4. Pidana pokok yang berupa pidana penjara yang dapat dijatuhkan pada anak
paling lama (satu per dua) dari maksimum ancaman pidana penjara bagi orang
dewasa (pasal 26 ayat 1 ) dan apabila anak melakukan pidana dengan ancaman pidana
mati atau pidana seumur hidup, maka pidana penjara yang dapat dijatuhkan adalah
paling lama 10 (sepuluh) tahun Pasal 26 ayat (2); dan apabila seorang anak pelaku
tindak pidana dengan ancaman pidana mati atau seumur hidup belum mencapai umur 12
tahun, maka terhadap anak tersebut hanya dapat di jatuhkan sangsi tindakan seperti
yang tercantum dalam pasal 24 aayat (1) huruf b dan pasal 26 ayat (3), pidana
kurungan yang dapat dijatuhkan kepada anak pelaku tindak pidana adalah paling lama
dari ancaman kurungan maksimal orang dewasa (pasal 27). Pidana denda yang dapat
dijatuhkan pada anak pelaku tindak pidana paling banyak dari ancaman denda orang
dewasa, dan apabila tidak dapat dibayar maka diganti dengan wajib latihan kerja
paling lama 90 hari kerja dan lama latihan kerja tidak latihan kerja tidak lebih
dari 4 jam sehari serta tidak dilakukan pada malam hari (pasal 28 ayat 3 )

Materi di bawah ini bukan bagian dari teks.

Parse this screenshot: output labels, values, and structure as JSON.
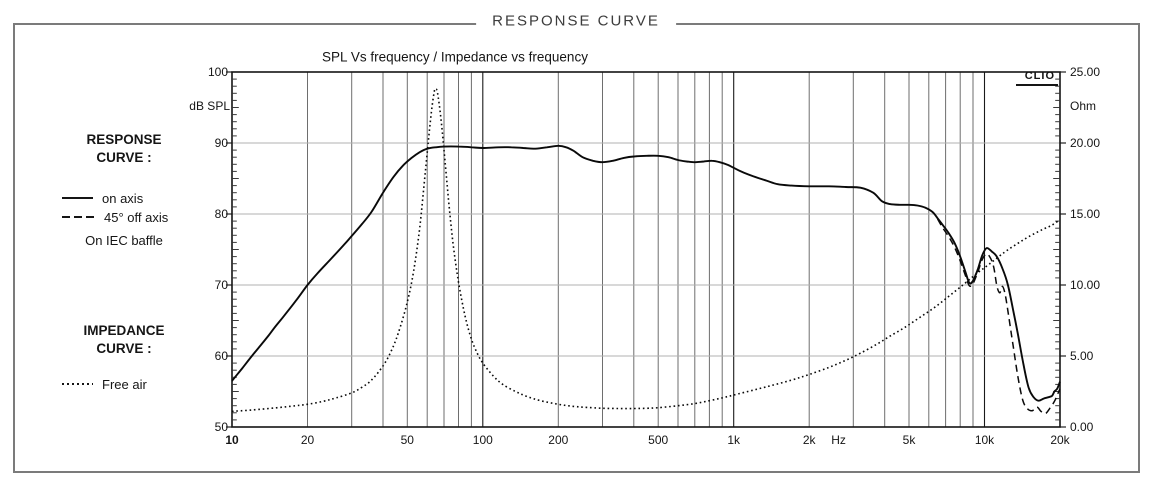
{
  "panel": {
    "title": "RESPONSE CURVE"
  },
  "chart": {
    "title": "SPL Vs frequency / Impedance vs frequency",
    "watermark": "CLIO",
    "left_axis": {
      "unit": "dB SPL",
      "tick_labels": [
        "100",
        "90",
        "80",
        "70",
        "60",
        "50"
      ]
    },
    "right_axis": {
      "unit": "Ohm",
      "tick_labels": [
        "25.00",
        "20.00",
        "15.00",
        "10.00",
        "5.00",
        "0.00"
      ]
    },
    "x_axis": {
      "unit_label": "Hz",
      "tick_labels": [
        {
          "text": "10",
          "f": 10,
          "bold": true
        },
        {
          "text": "20",
          "f": 20
        },
        {
          "text": "50",
          "f": 50
        },
        {
          "text": "100",
          "f": 100
        },
        {
          "text": "200",
          "f": 200
        },
        {
          "text": "500",
          "f": 500
        },
        {
          "text": "1k",
          "f": 1000
        },
        {
          "text": "2k",
          "f": 2000
        },
        {
          "text": "Hz",
          "f": 2620
        },
        {
          "text": "5k",
          "f": 5000
        },
        {
          "text": "10k",
          "f": 10000
        },
        {
          "text": "20k",
          "f": 20000
        }
      ]
    }
  },
  "sidebar": {
    "response_heading_line1": "RESPONSE",
    "response_heading_line2": "CURVE :",
    "legend_on_axis": "on axis",
    "legend_off_axis": "45° off axis",
    "baffle_note": "On IEC baffle",
    "impedance_heading_line1": "IMPEDANCE",
    "impedance_heading_line2": "CURVE :",
    "legend_free_air": "Free air"
  },
  "colors": {
    "curve": "#0a0a0a",
    "frame": "#141414",
    "grid_vertical": "#6e6e6e",
    "grid_decade": "#1a1a1a",
    "grid_horizontal": "#b0b0b0",
    "panel_border": "#7b7b7b"
  },
  "chart_data": {
    "type": "line",
    "title": "SPL Vs frequency / Impedance vs frequency",
    "x_scale": "log",
    "x_range_hz": [
      10,
      20000
    ],
    "y_left": {
      "label": "dB SPL",
      "range": [
        50,
        100
      ],
      "major_step": 10
    },
    "y_right": {
      "label": "Ohm",
      "range": [
        0,
        25
      ],
      "major_step": 5
    },
    "grid": {
      "horizontal_db": [
        60,
        70,
        80,
        90
      ],
      "vertical": "log minor lines 2-9 each decade plus decade lines"
    },
    "legend_position": "left margin",
    "series": [
      {
        "name": "on axis",
        "axis": "left",
        "unit": "dB SPL",
        "style": "solid",
        "points": [
          [
            10,
            56.5
          ],
          [
            11,
            58.3
          ],
          [
            12,
            60
          ],
          [
            13,
            61.5
          ],
          [
            14,
            62.9
          ],
          [
            15,
            64.3
          ],
          [
            16,
            65.5
          ],
          [
            18,
            67.8
          ],
          [
            20,
            70
          ],
          [
            22,
            71.7
          ],
          [
            25,
            73.8
          ],
          [
            28,
            75.7
          ],
          [
            30,
            76.9
          ],
          [
            33,
            78.6
          ],
          [
            36,
            80.3
          ],
          [
            40,
            83
          ],
          [
            44,
            85.2
          ],
          [
            48,
            86.8
          ],
          [
            52,
            87.9
          ],
          [
            56,
            88.7
          ],
          [
            60,
            89.2
          ],
          [
            65,
            89.4
          ],
          [
            70,
            89.5
          ],
          [
            80,
            89.5
          ],
          [
            90,
            89.4
          ],
          [
            100,
            89.3
          ],
          [
            115,
            89.4
          ],
          [
            130,
            89.4
          ],
          [
            145,
            89.3
          ],
          [
            160,
            89.2
          ],
          [
            180,
            89.4
          ],
          [
            200,
            89.6
          ],
          [
            215,
            89.4
          ],
          [
            230,
            88.9
          ],
          [
            250,
            88
          ],
          [
            275,
            87.5
          ],
          [
            300,
            87.3
          ],
          [
            330,
            87.5
          ],
          [
            365,
            87.9
          ],
          [
            400,
            88.1
          ],
          [
            450,
            88.2
          ],
          [
            500,
            88.2
          ],
          [
            550,
            88
          ],
          [
            600,
            87.6
          ],
          [
            650,
            87.4
          ],
          [
            700,
            87.3
          ],
          [
            760,
            87.4
          ],
          [
            820,
            87.5
          ],
          [
            880,
            87.3
          ],
          [
            950,
            86.9
          ],
          [
            1000,
            86.5
          ],
          [
            1100,
            85.8
          ],
          [
            1200,
            85.3
          ],
          [
            1350,
            84.7
          ],
          [
            1500,
            84.2
          ],
          [
            1700,
            84
          ],
          [
            2000,
            83.9
          ],
          [
            2400,
            83.9
          ],
          [
            2800,
            83.8
          ],
          [
            3200,
            83.7
          ],
          [
            3600,
            83
          ],
          [
            3900,
            81.8
          ],
          [
            4200,
            81.4
          ],
          [
            4600,
            81.3
          ],
          [
            5000,
            81.3
          ],
          [
            5400,
            81.2
          ],
          [
            5800,
            80.9
          ],
          [
            6200,
            80.3
          ],
          [
            6500,
            79.4
          ],
          [
            6800,
            78.5
          ],
          [
            7200,
            77.3
          ],
          [
            7600,
            75.9
          ],
          [
            8000,
            74
          ],
          [
            8400,
            71.8
          ],
          [
            8700,
            70.3
          ],
          [
            9000,
            70.6
          ],
          [
            9400,
            72.2
          ],
          [
            9800,
            74.2
          ],
          [
            10200,
            75.2
          ],
          [
            10700,
            74.7
          ],
          [
            11200,
            74
          ],
          [
            11800,
            72.3
          ],
          [
            12400,
            70
          ],
          [
            13000,
            66.5
          ],
          [
            13600,
            63
          ],
          [
            14300,
            58.8
          ],
          [
            15000,
            55.5
          ],
          [
            15700,
            54.2
          ],
          [
            16400,
            53.7
          ],
          [
            17200,
            54
          ],
          [
            18000,
            54.2
          ],
          [
            18600,
            54.4
          ],
          [
            19000,
            55
          ],
          [
            19500,
            55.4
          ],
          [
            20000,
            56.4
          ]
        ]
      },
      {
        "name": "45° off axis",
        "axis": "left",
        "unit": "dB SPL",
        "style": "dashed",
        "points": [
          [
            6500,
            79.3
          ],
          [
            6800,
            78.1
          ],
          [
            7200,
            76.8
          ],
          [
            7600,
            75.3
          ],
          [
            8000,
            73.4
          ],
          [
            8400,
            71.3
          ],
          [
            8700,
            69.9
          ],
          [
            9000,
            70.2
          ],
          [
            9400,
            71.8
          ],
          [
            9800,
            73.6
          ],
          [
            10200,
            74.4
          ],
          [
            10600,
            73.7
          ],
          [
            10900,
            72.4
          ],
          [
            11200,
            69.9
          ],
          [
            11500,
            68.9
          ],
          [
            11800,
            69.8
          ],
          [
            12100,
            68.6
          ],
          [
            12500,
            65.5
          ],
          [
            13000,
            61.5
          ],
          [
            13600,
            57
          ],
          [
            14200,
            53.8
          ],
          [
            14800,
            52.6
          ],
          [
            15500,
            52.3
          ],
          [
            16200,
            52.8
          ],
          [
            16800,
            52.2
          ],
          [
            17500,
            51.9
          ],
          [
            18200,
            52.6
          ],
          [
            19000,
            53.6
          ],
          [
            19500,
            54.5
          ],
          [
            20000,
            55.4
          ]
        ]
      },
      {
        "name": "Free air",
        "axis": "right",
        "unit": "Ohm",
        "style": "dotted",
        "points": [
          [
            10,
            1.1
          ],
          [
            12,
            1.2
          ],
          [
            15,
            1.35
          ],
          [
            18,
            1.5
          ],
          [
            20,
            1.6
          ],
          [
            23,
            1.8
          ],
          [
            26,
            2.05
          ],
          [
            30,
            2.4
          ],
          [
            33,
            2.8
          ],
          [
            36,
            3.3
          ],
          [
            40,
            4.3
          ],
          [
            43,
            5.3
          ],
          [
            46,
            6.6
          ],
          [
            50,
            8.8
          ],
          [
            53,
            11
          ],
          [
            56,
            14
          ],
          [
            59,
            18
          ],
          [
            62,
            21.8
          ],
          [
            64,
            23.6
          ],
          [
            65,
            23.8
          ],
          [
            66,
            23.5
          ],
          [
            68,
            21.8
          ],
          [
            70,
            19.5
          ],
          [
            73,
            16
          ],
          [
            76,
            13
          ],
          [
            80,
            10.2
          ],
          [
            85,
            7.8
          ],
          [
            90,
            6.2
          ],
          [
            95,
            5.2
          ],
          [
            100,
            4.5
          ],
          [
            110,
            3.6
          ],
          [
            120,
            3
          ],
          [
            135,
            2.5
          ],
          [
            150,
            2.15
          ],
          [
            170,
            1.85
          ],
          [
            200,
            1.6
          ],
          [
            230,
            1.45
          ],
          [
            260,
            1.38
          ],
          [
            300,
            1.32
          ],
          [
            350,
            1.3
          ],
          [
            400,
            1.3
          ],
          [
            450,
            1.32
          ],
          [
            500,
            1.36
          ],
          [
            600,
            1.5
          ],
          [
            700,
            1.65
          ],
          [
            800,
            1.85
          ],
          [
            900,
            2.05
          ],
          [
            1000,
            2.25
          ],
          [
            1200,
            2.6
          ],
          [
            1400,
            2.9
          ],
          [
            1700,
            3.3
          ],
          [
            2000,
            3.7
          ],
          [
            2400,
            4.2
          ],
          [
            2800,
            4.7
          ],
          [
            3200,
            5.2
          ],
          [
            3700,
            5.8
          ],
          [
            4200,
            6.4
          ],
          [
            4800,
            7
          ],
          [
            5500,
            7.7
          ],
          [
            6300,
            8.4
          ],
          [
            7200,
            9.2
          ],
          [
            8200,
            10
          ],
          [
            9300,
            10.8
          ],
          [
            10500,
            11.5
          ],
          [
            12000,
            12.3
          ],
          [
            13500,
            12.9
          ],
          [
            15000,
            13.4
          ],
          [
            17000,
            13.9
          ],
          [
            18500,
            14.2
          ],
          [
            20000,
            14.6
          ]
        ]
      }
    ]
  }
}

5. Siding tertutup untuk umum dan hanya dihadiri oleh anak yang bersangkutan
beserta orang tua, wali, orang tua asuh, penasehat hukum dan pembimbing
kemasyarakatan (pasal 28 ayat 3)
6. Hakim, penuntut umum umum, penyidik, penasehat hukum serta petugas lainya
dalam ruang siding anak, tidak memakai toga atau pakaian dianas (pasal 6)

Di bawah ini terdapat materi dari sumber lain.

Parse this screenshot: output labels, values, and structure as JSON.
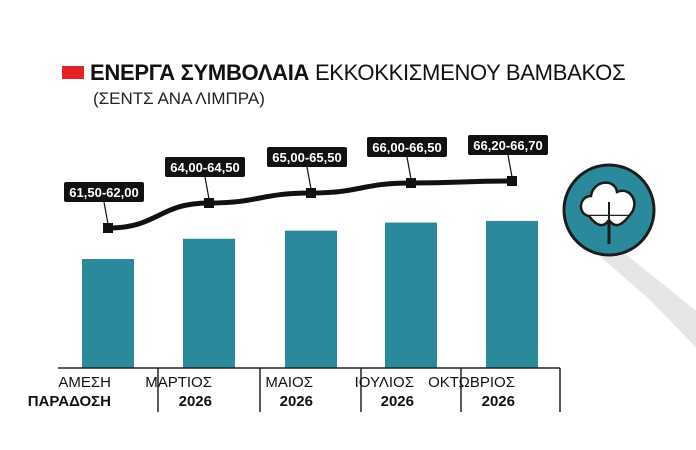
{
  "chart_data": {
    "type": "bar",
    "title_bold": "ΕΝΕΡΓΑ ΣΥΜΒΟΛΑΙΑ",
    "title_regular": "ΕΚΚΟΚΚΙΣΜΕΝΟΥ ΒΑΜΒΑΚΟΣ",
    "subtitle": "(ΣΕΝΤΣ ΑΝΑ ΛΙΜΠΡΑ)",
    "categories": [
      {
        "line1": "ΑΜΕΣΗ",
        "line2": "ΠΑΡΑΔΟΣΗ"
      },
      {
        "line1": "ΜΑΡΤΙΟΣ",
        "line2": "2026"
      },
      {
        "line1": "ΜΑΙΟΣ",
        "line2": "2026"
      },
      {
        "line1": "ΙΟΥΛΙΟΣ",
        "line2": "2026"
      },
      {
        "line1": "ΟΚΤΩΒΡΙΟΣ",
        "line2": "2026"
      }
    ],
    "ranges": [
      {
        "low": 61.5,
        "high": 62.0,
        "label": "61,50-62,00"
      },
      {
        "low": 64.0,
        "high": 64.5,
        "label": "64,00-64,50"
      },
      {
        "low": 65.0,
        "high": 65.5,
        "label": "65,00-65,50"
      },
      {
        "low": 66.0,
        "high": 66.5,
        "label": "66,00-66,50"
      },
      {
        "low": 66.2,
        "high": 66.7,
        "label": "66,20-66,70"
      }
    ],
    "colors": {
      "bar": "#2a8a9b",
      "line": "#111111",
      "label_bg": "#111111",
      "label_text": "#ffffff",
      "title_marker": "#e32226",
      "icon_circle": "#2a8a9b",
      "icon_shadow": "#e6e6e6"
    },
    "icon": "cotton-boll-icon"
  }
}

7. Hakim, yang mengadili adalah hakim khusus anak yang ditetetapkan surat
keputusan mahkamah agung (pasal 9)
8. Putusan pengadilan dalam memeriksa perkara anak diucapkan dalam sidang
terbuka untuk umum (pasal 8 ayat 6 )
Melihat banyaknya tindak pidana yang dilakukan oleh anak dibawah umur, sudah
seharusnya kita mulai melihat tidak hanya pada sisi, bahwa anak bersalah dan harus
dihukum saja, akan tetapi harus bersifat objektif terhadap permasalahan itu dengan
cara mencari tahu terlebih dahulu latar belakang pelaku dan sebab anak melakukan
tindak pidana, terjadinya tindak pidana dengan pelaku anak tidak bisa dikatakan
murni keslahan anak karena dalam hal ini juga perlu dipertanyakan peran orang tua
anak, masyarakat dan aparat penegak hukum. Penerapan sangsi terhadap seorang anak
harus benar-benar efektif dan sesuai denagn tujuan pemidanaan.